Although Clayton Dubilier sets its sights lower than other LBO firms, which tend to go after big public companies, the gritty, roll-up-your-sleeves approach is paying off for investors. Investors in Clayton Dubilier's $1 billion LBO fund say they are reaping cash returns in excess of 40% a year on companies the firm has acquired and then sold. In contrast, KKR's biggest LBO fund is averaging returns in the mid-teens, say Wall Street sources, in part because of protracted problems at RJR Nabisco Inc. Clayton's returns "are high through up and down cycles because they know how to improve the operating efficiencies and bottom lines of their companies," says Scott Sperling, who runs Harvard Management, an investor in the fund.

The resume of Rice, 61, resembles that of a typical LBO expert. A former securities lawyer at Sullivan & Cromwell, Rice has spent the bulk of his career in the investment game. But Clayton Dubilier's culture places as much premium on managerial savvy as it does on financial engineering: Four of its 10 senior partners formerly served as chief executive or chief operating officer of a big company--something none of KKR's senior partners can claim. Clayton's No.2 partner, B. Charles Ames, for example, is a former chairman and CEO of Reliance Electric Co.

That emphasis on operations was underscored in June, when Westinghouse Electric Corp. tapped Clayton Dubilier partner Michael H. Jordan to run the embattled industrial giant. Jordan had joined the firm in September, 1992, after serving as president and chief financial officer at PepsiCo Inc. "They are not a bunch of lawyers and financial engineers who don't know much about running a business," says Carl Kester, a professor at Harvard business school who has studied Clayton Dubilier.

Like other firms, Clayton Dubilier moves quickly to assume control of companies it acquires. Within days of closing a deal, it assigns two of its senior partners--one an operating executive, the other a number-cruncher--to the board. It's also quick to link pay to performance. When it acquired lawn-care company O.M. Scott & Sons Co. from ITT Corp. in 1986, it required senior managers to buy 12% of their own company's shares. Remington's managers will acquire 15% of the company.

Like its Wall Street rivals, Clayton Dubilier also moves quickly to boost productivity. And that means cutbacks can sometimes be steep. That was especially true at Lexmark International, formerly IBM's typewriter division. Since Clayton Dubilier bought the unit in 1991, it has trimmed Lexmark's payroll by a third, to 4,000 staffers.

But Rice says the firm often discovers that the companies it acquires need nurturing, after years of neglect by parents preoccupied with their own problems. Consider Nu-kote, a former Xerox division that makes typewriter supplies. When Clayton Dubilier bought the company in 1987, nearly 98% of its business was selling typewriter ribbon. The popularity of personal computers, however, made the outlook for that market dim. So Hubbard Howe, a senior partner at Clayton Dubilier, began to shift the company into toner for laser printers and fax machines.

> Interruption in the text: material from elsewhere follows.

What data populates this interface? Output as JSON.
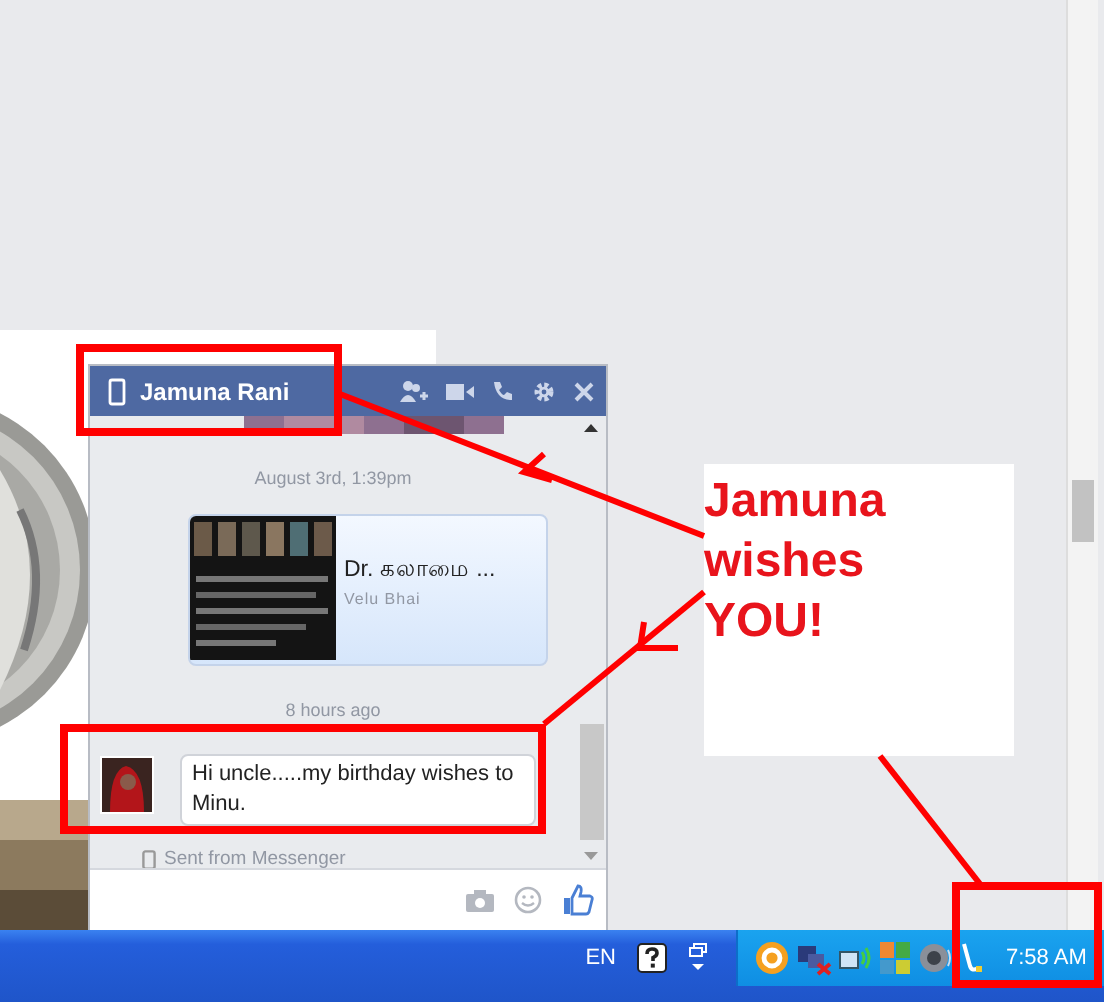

It was an expensive strategy. In 1992, the firm acquired International Communication Materials Inc., a Pittsburgh toner maker, for $8.5 million. A year later, Clayton purchased Future Graphics, a Chatsworth (Calif.) company that repairs toner cartridges, for $5.5 million. The result: Toner and toner-related supplies account for 37% of the company's $175 million in sales. "Now that the shackles are off the business, we have room to grow," says David F. Brigante, Nu-kote's CEO, who was a sales manager when the company was first acquired.

LAWN BOOM. Similarly, when Clayton Dubilier bought Scott, the company had only a dozen lawn-care products. Its sales were stagnating at $197 million. But Henry Timnick, a former senior partner overseeing Scott, reckoned the industry would grow steadily as baby boomers settled in the suburbs and started puttering around the yard.

To strengthen Scott's consumer business, Clayton Dubilier purchased Hyponex Corp. in Atlanta, a private-label potting soil company, in 1988. The deal virtually doubled the size of Scott's consumer business, to $328 million. Next came new products, as Clayton Dubilier began a long-term program to expand Scott's product line and customer base. The firm steadily boosted Scott's R&D spending. In 1992, it stood at $5.9 million, up 40% from 1987. And now, Scott is reaping the benefits. Next year, the company will offer 43 new products ranging from crabgrass preventer to potting soil for African violets.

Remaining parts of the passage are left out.